W świetle przytoczonych danych moje stanowisko brzmi tak następująco:

  • Racjonalne podejście do nielegalnych używek powinno się więc opierać raczej na twardym porównywaniu szkodliwości z dozwolonymi używkami, niż do irracjonalnych i nastawionych często pod publiczkę akcji p.t. „zdelegalizować wszystko i podwyższyć kary”, „zalegalizować wszystko i niech ludzie sami wybierają”, czy „zalegalizować, bo to cudowny lek, którego korpo nie mogą opatentować”*.
  • Racjonalnym podejściem jest prosta analiza zagrożeń, dotychczasowych polityk, na pewno depenalizacja, prawdopodobnie legalizacja DLA OSÓB DOROSŁYCH, na podobnych zasadach jak alkohol oraz obłożenie wysoką akcyzą.
  • Ewentualnie można rozważyć kwestie heroiny, cracku i kokainy, których szkodliwość wypadała na podobnie wysokim poziomie jak alkohol – być może w ich wypadku trzeba by podejść do problemu inaczej.
  • Przychody z akcyzy powinny iść na akcje edukacyjne oraz działania socjalne, podnoszące dobrostan społeczeństwa – tak by wszelkie substancje psychoaktywne stawały się mniej atrakcyjną alternatywą do cóż, po prostu życia – tym samym czyniąc z nich po prostu okazyjne, rekreacyjne używki.
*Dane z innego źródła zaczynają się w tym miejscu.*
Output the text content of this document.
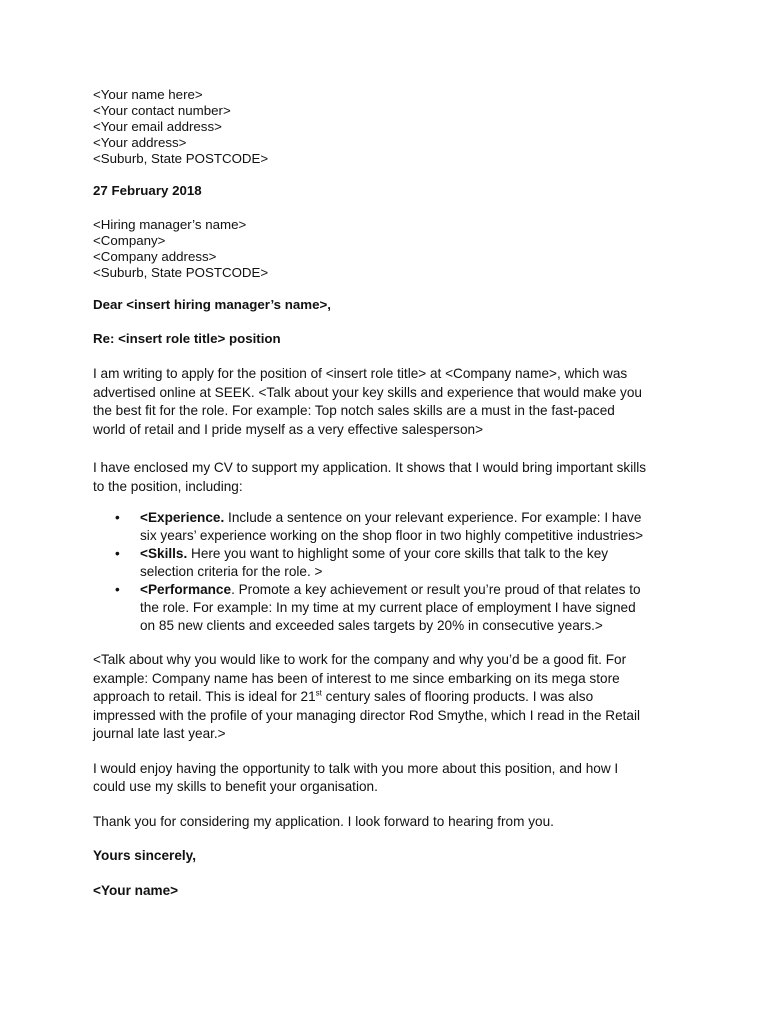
<Your name here>
<Your contact number>
<Your email address>
<Your address>
<Suburb, State POSTCODE>
27 February 2018
<Hiring manager’s name>
<Company>
<Company address>
<Suburb, State POSTCODE>
Dear <insert hiring manager’s name>,
Re: <insert role title> position
I am writing to apply for the position of <insert role title> at <Company name>, which was
advertised online at SEEK. <Talk about your key skills and experience that would make you
the best fit for the role. For example: Top notch sales skills are a must in the fast-paced
world of retail and I pride myself as a very effective salesperson>
I have enclosed my CV to support my application. It shows that I would bring important skills
to the position, including:
• <Experience. Include a sentence on your relevant experience. For example: I have
six years’ experience working on the shop floor in two highly competitive industries>
• <Skills. Here you want to highlight some of your core skills that talk to the key
selection criteria for the role. >
• <Performance. Promote a key achievement or result you’re proud of that relates to
the role. For example: In my time at my current place of employment I have signed
on 85 new clients and exceeded sales targets by 20% in consecutive years.>
<Talk about why you would like to work for the company and why you’d be a good fit. For
example: Company name has been of interest to me since embarking on its mega store
approach to retail. This is ideal for 21st century sales of flooring products. I was also
impressed with the profile of your managing director Rod Smythe, which I read in the Retail
journal late last year.>
I would enjoy having the opportunity to talk with you more about this position, and how I
could use my skills to benefit your organisation.
Thank you for considering my application. I look forward to hearing from you.
Yours sincerely,
<Your name>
W tej roli nie stanowią bowiem większego zagrożenia.

Używki takie jak alkohol, narkotyki czy papierosy mają zbyt duże konsekwencje społeczne, by pozwolić sobie na emocjonalne czy religijne podejście do tematu. Tu potrzebujemy racjonalności i trzeźwych, opartych o twarde dane decyzji.

*Tak w ogóle, to mogą. Duża część opatentowanych leków na rynku to jakieś ekstrakty z roślin, a nie substancje stworzone od podstaw w laboratorium. Jeśli kanabinoidy byłyby zbadane jako lek, byłyby w tej roli opatentowane i sprzedawane przez korpo – jest to bardziej niż pewne.